In the right background of the stage, a small group of people is gathered. It is the ensemble of director Tiago Rodrigues, who has gathered the actors and actresses from various European countries for his production of the Russian stage classic. “It’s the first time I’ve chosen the ensemble to play very specific roles,” the future director of the Avignon Festival explained at the audience discussion following the premiere. In 2021, the premiere took place in Avignon, and the Wiener Festwochen is one of a total of ten other cooperation partners that will still show the play. The photos shown here are from the Avignon setting. However, the stage in the Museumsquartier had a completely different effect, not only in terms of lighting, but primarily because of the modern ambience. In his previous works, three of which have been presented at the Vienna Festival in recent years, the Portuguese director had developed the roles together with the ensemble. Originally, he wanted to see how he could deal with Chekhov, but it soon became clear to him that not a single sentence should be different from the way the writer had formulated them. “Everything is perfect about the text, it would be presumptuous to add or omit anything” – was his further comment.
Starting with his desired cast, the lady of the manor Lioubov, for whom he was able to win Isabelle Huppert, he formed a diverse team around her with some People of Colour.

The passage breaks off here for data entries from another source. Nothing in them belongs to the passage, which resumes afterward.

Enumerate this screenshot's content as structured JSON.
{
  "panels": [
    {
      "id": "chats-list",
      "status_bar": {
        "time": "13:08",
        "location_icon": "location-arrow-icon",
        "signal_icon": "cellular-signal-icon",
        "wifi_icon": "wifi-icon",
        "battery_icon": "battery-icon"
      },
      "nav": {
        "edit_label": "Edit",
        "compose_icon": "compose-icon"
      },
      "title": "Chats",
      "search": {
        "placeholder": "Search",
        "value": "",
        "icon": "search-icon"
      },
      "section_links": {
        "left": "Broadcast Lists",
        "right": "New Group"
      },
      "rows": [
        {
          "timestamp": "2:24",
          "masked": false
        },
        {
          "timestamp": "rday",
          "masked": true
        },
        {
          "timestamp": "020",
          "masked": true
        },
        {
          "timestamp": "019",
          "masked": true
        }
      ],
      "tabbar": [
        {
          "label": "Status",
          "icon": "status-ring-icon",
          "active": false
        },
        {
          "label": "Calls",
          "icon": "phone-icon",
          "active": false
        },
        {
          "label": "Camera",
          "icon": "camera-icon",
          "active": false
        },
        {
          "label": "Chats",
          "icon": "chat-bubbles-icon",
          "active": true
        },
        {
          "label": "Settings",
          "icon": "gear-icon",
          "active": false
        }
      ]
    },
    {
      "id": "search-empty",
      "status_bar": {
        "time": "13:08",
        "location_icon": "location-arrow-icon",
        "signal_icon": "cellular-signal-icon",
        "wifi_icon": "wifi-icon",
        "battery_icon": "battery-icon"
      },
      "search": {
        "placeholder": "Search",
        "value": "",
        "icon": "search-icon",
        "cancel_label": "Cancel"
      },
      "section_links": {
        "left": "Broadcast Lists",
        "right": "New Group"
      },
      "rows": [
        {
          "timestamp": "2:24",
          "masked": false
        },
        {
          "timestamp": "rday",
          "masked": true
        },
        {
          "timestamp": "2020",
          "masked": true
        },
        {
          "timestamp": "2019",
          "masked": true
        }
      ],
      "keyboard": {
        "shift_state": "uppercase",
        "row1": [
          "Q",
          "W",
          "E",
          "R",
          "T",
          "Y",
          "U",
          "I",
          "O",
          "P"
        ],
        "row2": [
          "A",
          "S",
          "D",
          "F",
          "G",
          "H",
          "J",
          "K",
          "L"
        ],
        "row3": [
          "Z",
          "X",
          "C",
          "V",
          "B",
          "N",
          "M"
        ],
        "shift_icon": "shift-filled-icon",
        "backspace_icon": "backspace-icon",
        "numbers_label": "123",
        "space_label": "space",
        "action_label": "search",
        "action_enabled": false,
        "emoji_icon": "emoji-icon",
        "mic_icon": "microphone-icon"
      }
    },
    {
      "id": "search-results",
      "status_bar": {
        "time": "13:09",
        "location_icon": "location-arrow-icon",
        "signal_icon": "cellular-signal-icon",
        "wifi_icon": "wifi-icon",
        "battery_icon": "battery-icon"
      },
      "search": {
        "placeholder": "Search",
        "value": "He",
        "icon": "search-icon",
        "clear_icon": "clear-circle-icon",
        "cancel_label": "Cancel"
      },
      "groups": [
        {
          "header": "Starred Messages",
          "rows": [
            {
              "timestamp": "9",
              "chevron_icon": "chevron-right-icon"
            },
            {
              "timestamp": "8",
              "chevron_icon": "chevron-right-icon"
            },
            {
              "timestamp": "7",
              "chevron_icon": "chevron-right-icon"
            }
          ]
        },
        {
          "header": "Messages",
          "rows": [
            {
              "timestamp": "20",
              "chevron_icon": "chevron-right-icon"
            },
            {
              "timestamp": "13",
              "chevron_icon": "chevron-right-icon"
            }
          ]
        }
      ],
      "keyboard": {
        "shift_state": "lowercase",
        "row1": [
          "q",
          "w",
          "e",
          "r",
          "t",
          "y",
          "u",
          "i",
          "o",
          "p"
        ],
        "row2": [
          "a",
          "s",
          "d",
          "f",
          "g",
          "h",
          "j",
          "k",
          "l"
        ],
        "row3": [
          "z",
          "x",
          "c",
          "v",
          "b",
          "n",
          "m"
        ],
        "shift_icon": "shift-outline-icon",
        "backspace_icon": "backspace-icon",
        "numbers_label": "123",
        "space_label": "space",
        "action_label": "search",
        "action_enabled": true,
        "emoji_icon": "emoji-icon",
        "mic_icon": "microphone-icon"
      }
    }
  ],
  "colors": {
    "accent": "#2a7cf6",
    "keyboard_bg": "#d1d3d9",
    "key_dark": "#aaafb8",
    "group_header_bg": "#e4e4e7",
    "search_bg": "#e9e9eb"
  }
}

However, according to Rodrigues, this was not connected with any dramaturgical idea. However, he and the ensemble only realised during rehearsals that this opened up a special window of interpretation at a certain point.

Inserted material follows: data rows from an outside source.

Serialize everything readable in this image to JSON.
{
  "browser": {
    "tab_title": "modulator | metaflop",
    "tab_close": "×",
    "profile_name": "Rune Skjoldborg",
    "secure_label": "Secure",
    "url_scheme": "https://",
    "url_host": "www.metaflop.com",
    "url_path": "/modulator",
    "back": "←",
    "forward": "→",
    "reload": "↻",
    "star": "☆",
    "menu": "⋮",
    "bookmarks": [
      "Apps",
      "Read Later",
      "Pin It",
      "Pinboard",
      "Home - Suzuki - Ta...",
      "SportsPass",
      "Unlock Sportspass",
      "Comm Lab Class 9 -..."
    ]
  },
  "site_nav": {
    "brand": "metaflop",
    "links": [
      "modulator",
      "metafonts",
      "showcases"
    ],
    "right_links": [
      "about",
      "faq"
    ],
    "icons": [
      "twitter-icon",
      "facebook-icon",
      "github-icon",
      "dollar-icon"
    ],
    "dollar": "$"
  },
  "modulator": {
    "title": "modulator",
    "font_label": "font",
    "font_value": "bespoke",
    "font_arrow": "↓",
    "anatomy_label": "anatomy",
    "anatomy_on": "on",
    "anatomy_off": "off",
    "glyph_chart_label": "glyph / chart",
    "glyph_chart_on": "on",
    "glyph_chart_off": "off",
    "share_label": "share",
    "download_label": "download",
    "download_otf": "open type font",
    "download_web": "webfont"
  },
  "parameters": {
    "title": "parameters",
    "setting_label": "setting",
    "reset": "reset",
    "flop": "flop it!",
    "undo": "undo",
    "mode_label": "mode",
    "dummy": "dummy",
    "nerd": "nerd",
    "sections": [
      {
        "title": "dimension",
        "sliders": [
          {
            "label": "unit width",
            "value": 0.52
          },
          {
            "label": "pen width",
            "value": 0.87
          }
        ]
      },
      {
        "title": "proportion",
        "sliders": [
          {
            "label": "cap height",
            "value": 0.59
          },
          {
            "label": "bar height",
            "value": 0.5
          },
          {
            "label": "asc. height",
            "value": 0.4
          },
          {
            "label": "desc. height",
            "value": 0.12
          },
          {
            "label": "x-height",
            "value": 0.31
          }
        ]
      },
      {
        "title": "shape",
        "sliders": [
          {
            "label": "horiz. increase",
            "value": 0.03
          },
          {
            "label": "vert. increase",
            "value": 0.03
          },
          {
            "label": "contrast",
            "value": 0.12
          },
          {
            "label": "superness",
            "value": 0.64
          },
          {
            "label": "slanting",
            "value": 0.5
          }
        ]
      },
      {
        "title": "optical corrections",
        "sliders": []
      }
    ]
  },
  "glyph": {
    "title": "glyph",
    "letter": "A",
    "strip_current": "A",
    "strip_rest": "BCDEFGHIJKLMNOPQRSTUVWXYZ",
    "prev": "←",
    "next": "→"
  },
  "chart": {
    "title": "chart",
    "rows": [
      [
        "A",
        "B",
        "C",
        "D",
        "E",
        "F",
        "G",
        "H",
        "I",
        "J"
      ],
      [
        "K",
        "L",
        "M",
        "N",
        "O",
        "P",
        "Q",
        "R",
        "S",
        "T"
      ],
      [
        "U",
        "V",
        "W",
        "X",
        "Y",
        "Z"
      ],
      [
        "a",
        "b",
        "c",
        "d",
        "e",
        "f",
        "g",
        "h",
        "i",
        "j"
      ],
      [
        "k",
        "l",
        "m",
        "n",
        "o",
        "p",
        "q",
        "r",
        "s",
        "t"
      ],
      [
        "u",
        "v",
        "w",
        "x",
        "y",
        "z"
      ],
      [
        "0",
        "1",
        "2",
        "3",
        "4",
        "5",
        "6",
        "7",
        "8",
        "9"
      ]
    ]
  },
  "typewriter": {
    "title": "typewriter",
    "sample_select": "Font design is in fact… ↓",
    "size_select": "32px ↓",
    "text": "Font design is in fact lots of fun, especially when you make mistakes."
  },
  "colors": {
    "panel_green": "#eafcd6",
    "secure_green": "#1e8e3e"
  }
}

The stage set by Fernando Ribeiro remains the same throughout the play, but is rearranged and moved around as time goes on. Soon the chairs are arranged into a large pile of chairs – symbolic of the changes taking place in the manor house, around which the beautiful cherry orchard is situated. In this play, Chekhov described the downfall of the feudal era with its serfdom and the emergence of a new system in which those with luck and ability can free themselves from poverty. This upheaval, which completely shifted the social system, is effectively made visible by Ribeiro. In the end, the large lamp constructs will no longer be placed along the right side of the stage, but along the left side, and there will no longer be a chair in its centre. The power that shifted from the political right to the left after the tsarist rule in Russia and at the same time the emptiness of a social order that first had to be filled – all this resonates grandly in this stage design.

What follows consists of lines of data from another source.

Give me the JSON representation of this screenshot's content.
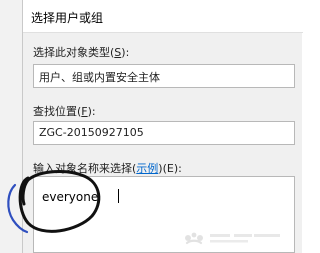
{
  "dialog": {
    "title": "选择用户或组",
    "object_type": {
      "label_prefix": "选择此对象类型(",
      "label_key": "S",
      "label_suffix": "):",
      "value": "用户、组或内置安全主体"
    },
    "location": {
      "label_prefix": "查找位置(",
      "label_key": "F",
      "label_suffix": "):",
      "value": "ZGC-20150927105"
    },
    "enter_names": {
      "label_main": "输入对象名称来选择(",
      "examples_link": "示例",
      "label_end": ")(E):",
      "value": "everyone"
    }
  },
  "colors": {
    "dialog_bg": "#f0f0f0",
    "link": "#0066cc",
    "annotation_ink": "#111111",
    "annotation_blue": "#2f4fbf"
  },
  "icons": {
    "watermark": "baidu-watermark-logo"
  }
}
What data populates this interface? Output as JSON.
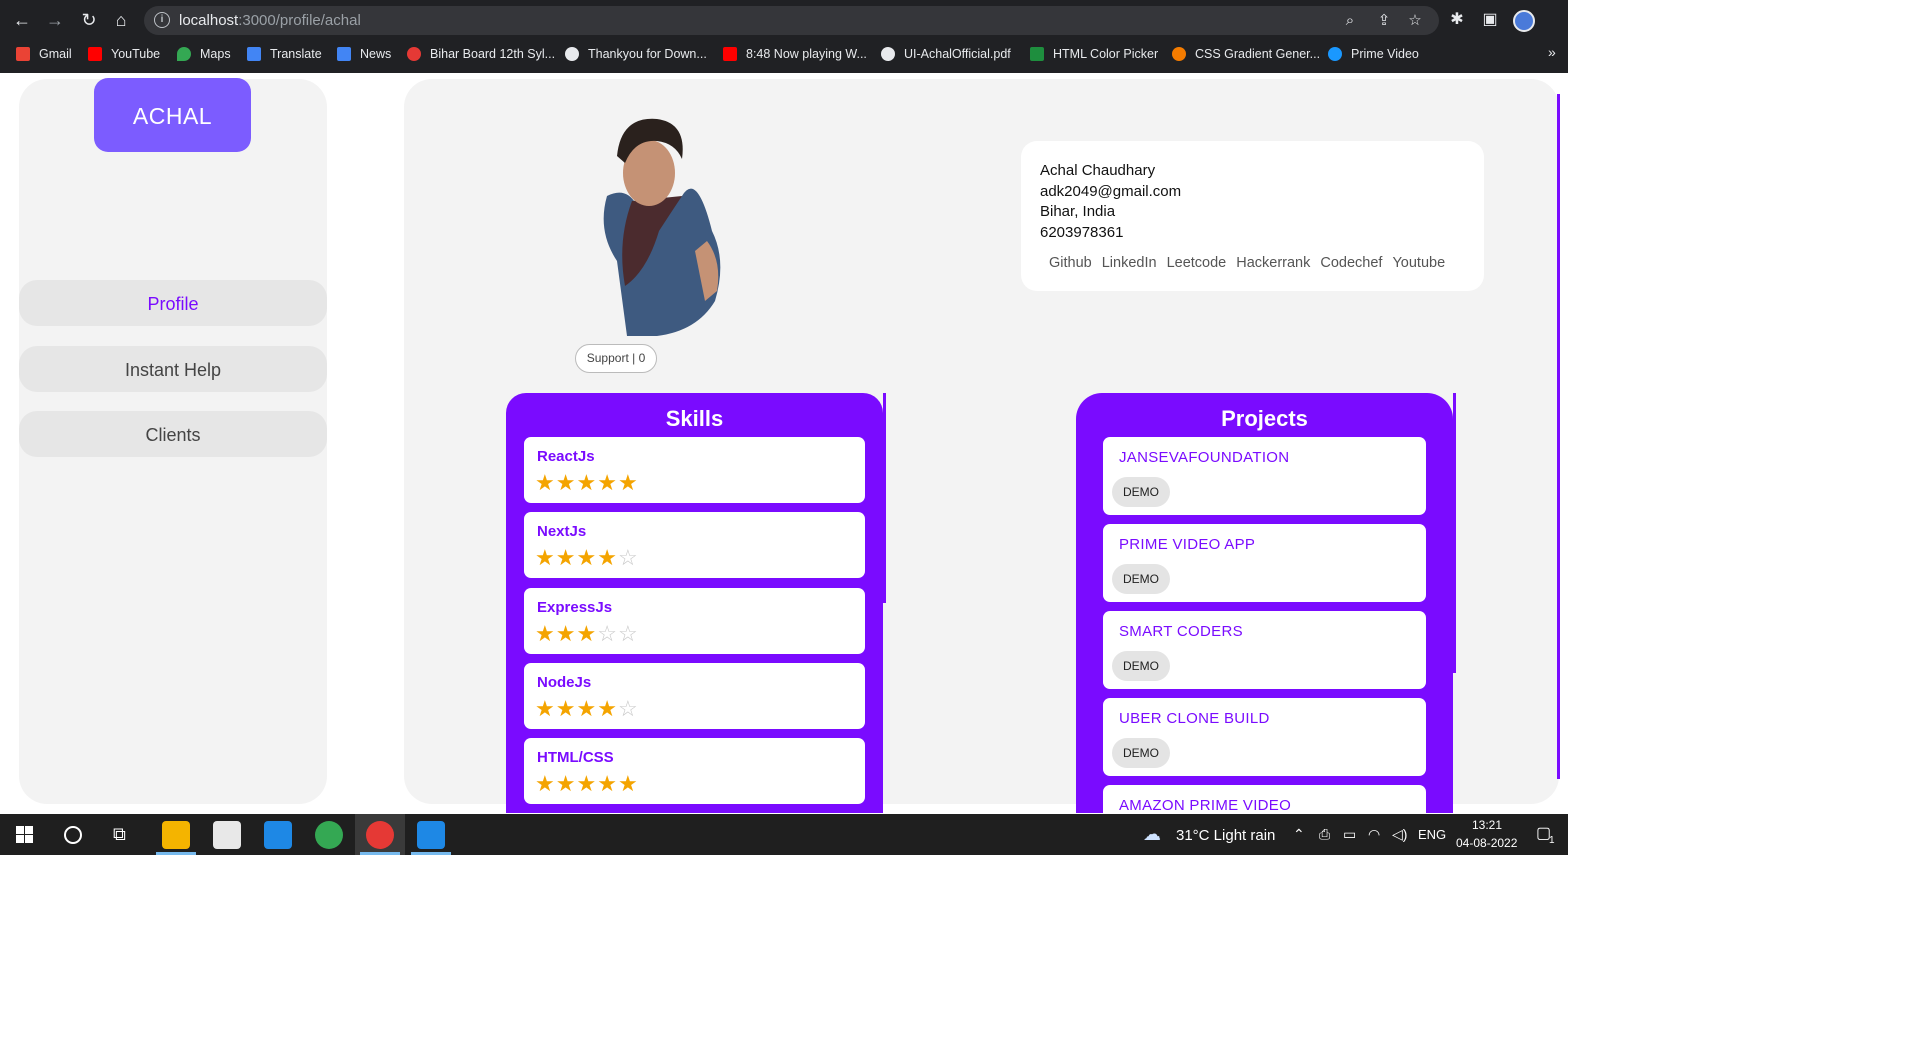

At the beginning of the evening, however, Adama Diop introduces Chekhov’s play with a few words and briefly tells us about its genesis. He then brilliantly embodies the role of Lopakhine, the man whose parents and grandparents were still serfs on the Lioubov estate. Having become wealthy, it is he who will finally buy it at auction. The breaking of the “fourth wall” is not only noticeable at the beginning of the performance. Many of the monologues are addressed by the actors and actresses not to their personal counterparts but directly to the audience. Before the beginning of the fourth act, Diop does this again to note that the play could actually have ended at this point – after the estate was auctioned off. In fact, Chekhov added the last act later, because he did not want “Cherry Orchard” to be understood as a drama, but as a tragicomedy. Thus, after the great financial, but also psychological, crash that hit all the people who had been connected with the estate, he pacified the events with a farewell scene. Although the future of all those involved is uncertain, everyone nevertheless sets off in hope and scatters to the winds. Lioubov, who has to realise that the carefree time of spending money is over for her once and for all and that her parental home is lost, and the old servant Firs, who has lost his purpose in life, serving, and is now left behind alone, are the only ones who no longer have a glimmer of hope.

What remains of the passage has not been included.